Gleichheit oder Freiheit?. Von Kuehnelt-Leddihn Erik
Freilich darf man bei dieser Betrachtung des Sozialismus auch nicht vergessen, daß ein nationaler Etatist wie Hegel sein geistiger Großvater ist; de Tocqueville, der Deutschland im Jahre 1852 besuchte, sah sehr bald die verhängnisvollen Zusammenhänge92.
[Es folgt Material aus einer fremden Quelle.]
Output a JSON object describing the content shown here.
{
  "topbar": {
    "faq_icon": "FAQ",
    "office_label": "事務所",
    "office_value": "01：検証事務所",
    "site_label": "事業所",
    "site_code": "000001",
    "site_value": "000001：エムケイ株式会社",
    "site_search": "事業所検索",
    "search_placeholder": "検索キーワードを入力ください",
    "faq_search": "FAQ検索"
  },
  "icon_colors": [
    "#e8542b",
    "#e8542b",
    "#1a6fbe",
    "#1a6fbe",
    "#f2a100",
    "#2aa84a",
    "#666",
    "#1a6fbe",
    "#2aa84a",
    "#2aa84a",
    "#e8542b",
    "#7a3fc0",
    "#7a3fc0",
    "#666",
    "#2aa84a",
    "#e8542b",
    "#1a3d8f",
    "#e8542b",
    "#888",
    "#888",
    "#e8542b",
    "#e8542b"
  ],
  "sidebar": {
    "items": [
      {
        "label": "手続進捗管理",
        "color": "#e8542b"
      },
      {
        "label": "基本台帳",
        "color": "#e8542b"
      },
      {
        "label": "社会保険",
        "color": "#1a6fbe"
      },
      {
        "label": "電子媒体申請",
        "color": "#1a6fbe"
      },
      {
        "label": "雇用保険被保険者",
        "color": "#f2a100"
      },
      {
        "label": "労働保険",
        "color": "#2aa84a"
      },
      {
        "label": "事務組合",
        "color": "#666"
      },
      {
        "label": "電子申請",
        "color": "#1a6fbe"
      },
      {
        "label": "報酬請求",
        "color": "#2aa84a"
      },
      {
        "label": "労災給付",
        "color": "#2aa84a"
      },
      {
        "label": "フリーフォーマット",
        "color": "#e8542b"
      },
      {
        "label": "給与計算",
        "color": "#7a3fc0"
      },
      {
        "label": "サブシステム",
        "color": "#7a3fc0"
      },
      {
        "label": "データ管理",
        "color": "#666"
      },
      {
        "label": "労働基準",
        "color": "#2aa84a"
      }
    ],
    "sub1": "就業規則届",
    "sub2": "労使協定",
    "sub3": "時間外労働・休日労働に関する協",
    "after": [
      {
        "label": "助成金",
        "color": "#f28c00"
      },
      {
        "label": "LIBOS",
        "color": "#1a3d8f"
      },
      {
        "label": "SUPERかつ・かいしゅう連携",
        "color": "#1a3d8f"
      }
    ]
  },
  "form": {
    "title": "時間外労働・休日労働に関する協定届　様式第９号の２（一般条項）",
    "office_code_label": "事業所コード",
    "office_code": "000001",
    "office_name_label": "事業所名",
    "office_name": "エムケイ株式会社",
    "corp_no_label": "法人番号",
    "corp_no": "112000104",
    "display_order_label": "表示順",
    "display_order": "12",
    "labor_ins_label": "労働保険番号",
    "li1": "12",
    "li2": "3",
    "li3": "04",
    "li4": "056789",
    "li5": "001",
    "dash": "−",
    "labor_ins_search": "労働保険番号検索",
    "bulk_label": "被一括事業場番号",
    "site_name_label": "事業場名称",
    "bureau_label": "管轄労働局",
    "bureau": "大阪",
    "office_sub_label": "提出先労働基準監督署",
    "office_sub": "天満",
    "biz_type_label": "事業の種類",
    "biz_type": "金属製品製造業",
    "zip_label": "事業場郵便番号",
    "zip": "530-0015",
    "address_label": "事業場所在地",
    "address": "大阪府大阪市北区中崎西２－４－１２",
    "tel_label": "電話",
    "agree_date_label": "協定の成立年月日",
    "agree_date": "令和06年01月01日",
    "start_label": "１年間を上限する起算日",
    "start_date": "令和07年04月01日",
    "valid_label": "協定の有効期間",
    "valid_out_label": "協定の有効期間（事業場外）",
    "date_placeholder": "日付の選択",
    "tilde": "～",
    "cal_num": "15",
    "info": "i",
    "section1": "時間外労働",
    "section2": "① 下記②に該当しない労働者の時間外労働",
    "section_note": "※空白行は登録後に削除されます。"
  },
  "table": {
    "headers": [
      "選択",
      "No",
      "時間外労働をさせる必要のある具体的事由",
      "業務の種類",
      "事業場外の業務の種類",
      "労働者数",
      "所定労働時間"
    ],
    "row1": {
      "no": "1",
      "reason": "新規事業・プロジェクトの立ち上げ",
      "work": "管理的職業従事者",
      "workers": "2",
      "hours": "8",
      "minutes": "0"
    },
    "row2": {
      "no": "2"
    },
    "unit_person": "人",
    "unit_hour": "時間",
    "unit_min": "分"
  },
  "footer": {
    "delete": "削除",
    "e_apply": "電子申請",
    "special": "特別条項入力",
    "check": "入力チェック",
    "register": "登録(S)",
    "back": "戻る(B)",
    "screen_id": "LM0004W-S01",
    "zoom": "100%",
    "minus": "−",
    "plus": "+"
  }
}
Es war dies derselbe geniale Alexis de Tocqueville, der mit seltener Scharfsicht und fast übersinnlicher Genauigkeit die Entwicklung der Demokratie und insbesondere der demokratischen Republik zur Tyrannis voraussah. Diesen Vorgang stellte er sich aber nicht als dialektischen Prozeß, sondern als direkte logische Folge vor. Wegen seiner souveränen Unvoreingenommenheit, seiner manchmal trockenen Ausdrucksweise und seiner wohlabgewogenen Urteile wurde dieser normannische Edelmann oft von oberflächlichen Lesern für einen Anhänger der Demokratie gehalten, was er gewiß nicht war. (Seine entschiedene Gegnerschaft zum Regime Napoleons III. hat zu seiner schiefen Beurteilung auch beigetragen.) Lord Acton schrieb über ihn:
»For Tocqueville was a Liberal of the purest breed, a liberal and nothing else, deeply suspicious of democracy and its kindred, equality, centralisation and utilitarianism.«93
Und Antoine Redier zitiert folgendes aus einem Brief de Tocquevilles:
»J’ai pour les institutions démocratiques un goût de tête, mais je suis aristocratique par l’instinct, c’est à dire, que je méprise et crains la foule. J’aime avec passion la liberté, la légalité, le respect des droits, mais non la démocratie. Voilà le fond de l’âme… La liberté est la première de mes passions. Voilà ce qui est vrai.«94
Einer der Gründe, die de Tocqueville bewogen hatten, nach Amerika zu fahren, war die Juli-Revolution, die diesem streng legitimistischen Adeligen gegen den Strich gegangen war. Nur durch die Verwechslung von Freiheit und Demokratie konnte man diesen Denker zu einem »Demokraten« stempeln. Der damalige amerikanische Militärattaché in Paris (1834), Francis J. Lippitt, äußerte sich über ihn mit folgenden Worten:
»From the ensemble of our conversations I certainly did carry away with me an impression that his political views and sympathies were not favorable to democracy.«95
Weit davon entfernt, ein Demokrat zu sein, sah Tocqueville vielmehr mit Bangen dem kommenden Weltsieg der Demokratie entgegen, den er jedoch weniger fürchtete und haßte als den darauffolgenden Akt im Drama unserer Zivilisation. Mit melancholischer Vorahnung schrieb dieser große Liberale:
»Les monarchies absolues avaient déshonoré le despotisme; prenons garde que les républiques démocratiques ne le réhabilitent.«96
Die katholische Atmosphäre97, in der er aufgewachsen war, machte es ihm unmöglich, ein kultureller oder historischer Determinist zu werden; dennoch hielt er die Aussichten für die Freiheit in einem demokratischen Zeitalter für gering. An Gobineau schrieb er:
»À mes yeux, les sociétés humaines, comme les individus, ne sont quelque chose que par l’usage de la liberté. Que la liberté soit plus difficile à fonder et à maintenir dans les sociétés démocratiques comme les nôtres que dans certaines sociétés aristocratiques qui nous ont précédés, je l’ai toujours dit. Mais que cela soit impossible, je ne serais jamais assez téméraire pour le penser.«98
Das Bild aber, das er von der kommenden Sklaverei so großartig und bedrückend in seiner Tiefe und Klarheit malte, zeugt von einer viel pessimistischeren Stimmung. Dieses teuflische Gemälde mit seinen unerbittlichen Einzelheiten und seiner unheimlichen Übereinstimmung mit den Tatsachen finden wir am Ende des zweiten Bandes seines berühmten Werkes: De la démocratie en Amérique99.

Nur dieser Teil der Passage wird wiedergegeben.